Lauren Lee McCarthy – LAUREN

2017
Video and space installation, 03:50 min / digital prints
LAUREN Testimonials: directed by David Leonard

Lauren Lee McCarthy’s artistic practice is focused on social relations under the influence of surveillance, automation and algorithm-dependent lifestyles. In addition to her activity as an artist, she develops software tools for artists and teaches the necessary skills to use them.

A life in which all our wishes are fulfilled by voice command seems paradisiacal. With “LAUREN”, the artist created a human version of Amazon’s wish fulfillment machine Alexa, the voice-based interface for Amazon’s smart home devices. Lauren McCarthy staged several three- to seven-day performances, which are on display as documentation in the exhibition.

For this project, the artist placed ads on the Internet to find volunteers to participate in the experiment. Volunteers agreed to installing specially made devices in their own homes. Controllable cameras, microphones, light switches, TVs, toasters, microwaves, taps and door locks enabled the artist to constantly monitor and govern the private space of participants. Residents communicated with the artist via the internet, so she became an ever-present factor in the household and everyday life of participants. During this time, “LAUREN” tried to be there for participants around the clock. McCarthy’s goal was to feel her way into people on a human level. “LAUREN” was to be a human version of Amazon’s technology-based “Alexa”. The knowledge gained through constant observation led the relationship between the observed and the observer to traverse the tension between revealing the private sphere and familiarity towards the permanent presence.

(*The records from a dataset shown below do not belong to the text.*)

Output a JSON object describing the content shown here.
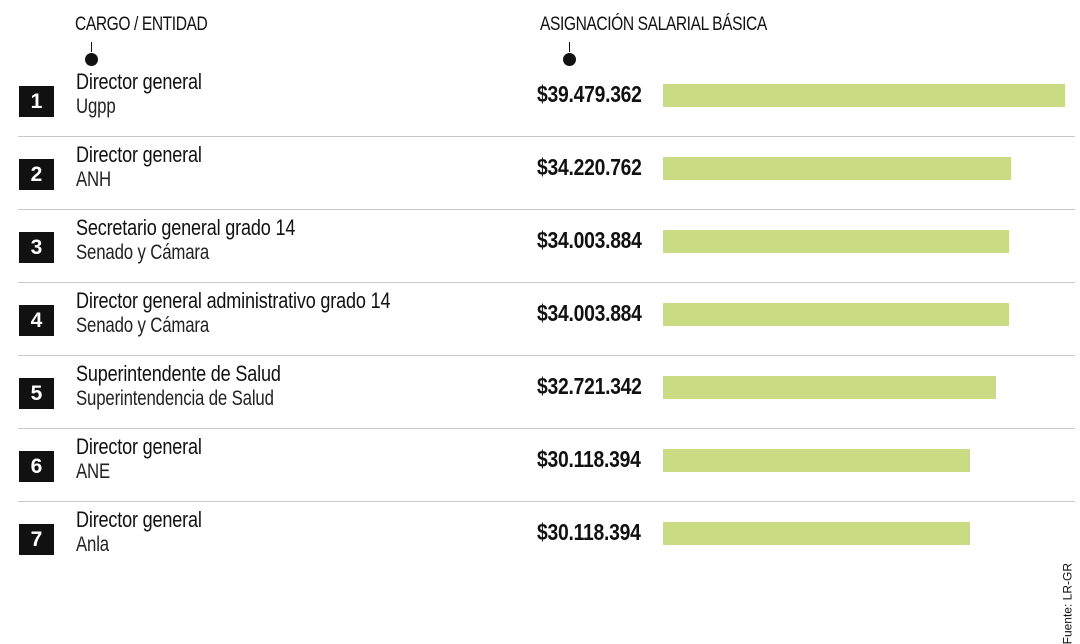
{
  "header": {
    "cargo_label": "CARGO",
    "separator": "/",
    "entidad_label": "ENTIDAD",
    "asignacion_label": "ASIGNACIÓN SALARIAL BÁSICA"
  },
  "credit": "Fuente: LR-GR",
  "colors": {
    "bar": "#c9dc84",
    "rank_bg": "#111111",
    "separator": "#c8c8c8"
  },
  "chart_data": {
    "type": "bar",
    "orientation": "horizontal",
    "xlim": [
      0,
      39479362
    ],
    "items": [
      {
        "rank": "1",
        "cargo": "Director general",
        "entidad": "Ugpp",
        "value": 39479362,
        "value_label": "$39.479.362"
      },
      {
        "rank": "2",
        "cargo": "Director general",
        "entidad": "ANH",
        "value": 34220762,
        "value_label": "$34.220.762"
      },
      {
        "rank": "3",
        "cargo": "Secretario general grado 14",
        "entidad": "Senado y Cámara",
        "value": 34003884,
        "value_label": "$34.003.884"
      },
      {
        "rank": "4",
        "cargo": "Director general administrativo grado 14",
        "entidad": "Senado y Cámara",
        "value": 34003884,
        "value_label": "$34.003.884"
      },
      {
        "rank": "5",
        "cargo": "Superintendente de Salud",
        "entidad": "Superintendencia de Salud",
        "value": 32721342,
        "value_label": "$32.721.342"
      },
      {
        "rank": "6",
        "cargo": "Director general",
        "entidad": "ANE",
        "value": 30118394,
        "value_label": "$30.118.394"
      },
      {
        "rank": "7",
        "cargo": "Director general",
        "entidad": "Anla",
        "value": 30118394,
        "value_label": "$30.118.394"
      }
    ]
  }
}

The artist is interested in investigating human longing and the desire not to be alone. She researches the willingness of people to give up their private sphere in favour of an exchange, even if only in the form of a voice. As numerous scientific projects have already tested, intensive research is underway into algorithm-controlled speech that plausibly and competently replaces human points of contact for users, customers or patients. It is foreseeable that the development of human relationships will go beyond pure human-to-human communication to human-technology. How the quality and intensity of the relationships should be designed and optimized depends on cultural contexts, and is already a vehemently contested field between private economic and public interest.